Monday, April 09, 2018

Not Just Guns And Laws

I feel as bad and outraged about the shooting at Marjory Stoneman Douglas school in Parkland, Florida as anyone – I truly do. And I understand the frustration of the students and parents and staff at this school and others across the country who want something – anything – done to prevent such incidents in the future. I have listened to and read the heated comments about this incident, the calls for banning guns and more “gun control” (whatever that means). But I am outraged as much about what I haven’t heard or read.

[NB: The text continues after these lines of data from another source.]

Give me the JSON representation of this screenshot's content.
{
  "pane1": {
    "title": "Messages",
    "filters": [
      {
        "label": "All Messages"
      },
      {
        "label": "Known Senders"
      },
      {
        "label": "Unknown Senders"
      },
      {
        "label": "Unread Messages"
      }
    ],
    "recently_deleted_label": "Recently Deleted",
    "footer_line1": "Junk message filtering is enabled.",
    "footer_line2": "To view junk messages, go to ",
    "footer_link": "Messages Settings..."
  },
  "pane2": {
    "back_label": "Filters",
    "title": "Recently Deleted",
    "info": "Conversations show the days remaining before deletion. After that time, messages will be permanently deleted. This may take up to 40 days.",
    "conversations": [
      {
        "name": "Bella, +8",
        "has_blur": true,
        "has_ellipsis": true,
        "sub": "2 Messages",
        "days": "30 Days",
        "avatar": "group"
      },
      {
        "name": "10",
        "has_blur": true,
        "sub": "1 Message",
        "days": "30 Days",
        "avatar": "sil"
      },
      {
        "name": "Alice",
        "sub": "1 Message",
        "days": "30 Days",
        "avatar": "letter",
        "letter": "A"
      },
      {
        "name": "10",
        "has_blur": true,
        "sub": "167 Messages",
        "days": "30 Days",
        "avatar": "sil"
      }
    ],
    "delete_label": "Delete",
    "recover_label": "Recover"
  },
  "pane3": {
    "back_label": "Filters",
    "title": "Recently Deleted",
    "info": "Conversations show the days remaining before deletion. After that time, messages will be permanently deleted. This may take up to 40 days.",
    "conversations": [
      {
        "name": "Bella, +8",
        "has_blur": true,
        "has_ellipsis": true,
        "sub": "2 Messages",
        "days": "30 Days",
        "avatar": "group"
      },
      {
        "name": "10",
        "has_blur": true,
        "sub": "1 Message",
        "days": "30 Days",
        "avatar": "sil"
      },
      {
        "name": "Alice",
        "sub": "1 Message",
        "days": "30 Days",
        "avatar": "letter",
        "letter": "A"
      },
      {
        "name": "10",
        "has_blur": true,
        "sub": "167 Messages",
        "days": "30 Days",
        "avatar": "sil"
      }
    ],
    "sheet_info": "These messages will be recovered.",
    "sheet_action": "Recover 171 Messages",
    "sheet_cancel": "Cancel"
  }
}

Because of what I do for a living, I have dissected and analyzed this incident (and most of the others like it) both frontwards and backwards. And what I rarely see (the shooting from Mandalay Bay Resort in Las Vegas being a notable exception) is any outrage directed toward the place where the shooting occurred…in other words, the lack of security which allowed such an event to happen.

Consider just these few issues related to Stoneman Douglas school:

· There was nothing or no one to identify, prevent, restrict or impede the armed shooter from being on the school grounds – no outdoor access control. 

· There was nothing or no one to monitor, identify, screen, prevent, restrict or impede the armed shooter from getting into the school – no perimeter access control. 

· There was nothing or no one to monitor, screen, prevent, restrict, impede or limit the armed shooter from roaming through the school once he got in – no interior access control or response plan. 

· There was the questionable response from the school resource officer who failed to immediately enter the school to engage the shooter.  

But of course the measures needed to remedy these shortcomings – which are unfortunately common at most schools across the country – require more resources, and nobody wants their taxes raised or additional fees imposed.

The point I am trying to make is that there is no single or simple fix to prevent these types of incidents. We need to expend resources to reasonably harden our schools and other “soft targets.” We need to assure that we have adequate plans in place to respond to these kinds of incidents because there is no such thing as perfect or absolute security and such situations will surely be attempted in the future. And perhaps most importantly we need to expend resources to identify and deal with the kinds of aberrant people and behaviors which commit these heinous acts.  

What we don’t have to do is focus all the blame and attention on banning guns and creating more gun laws, because to do so ignores the real roots of the problem.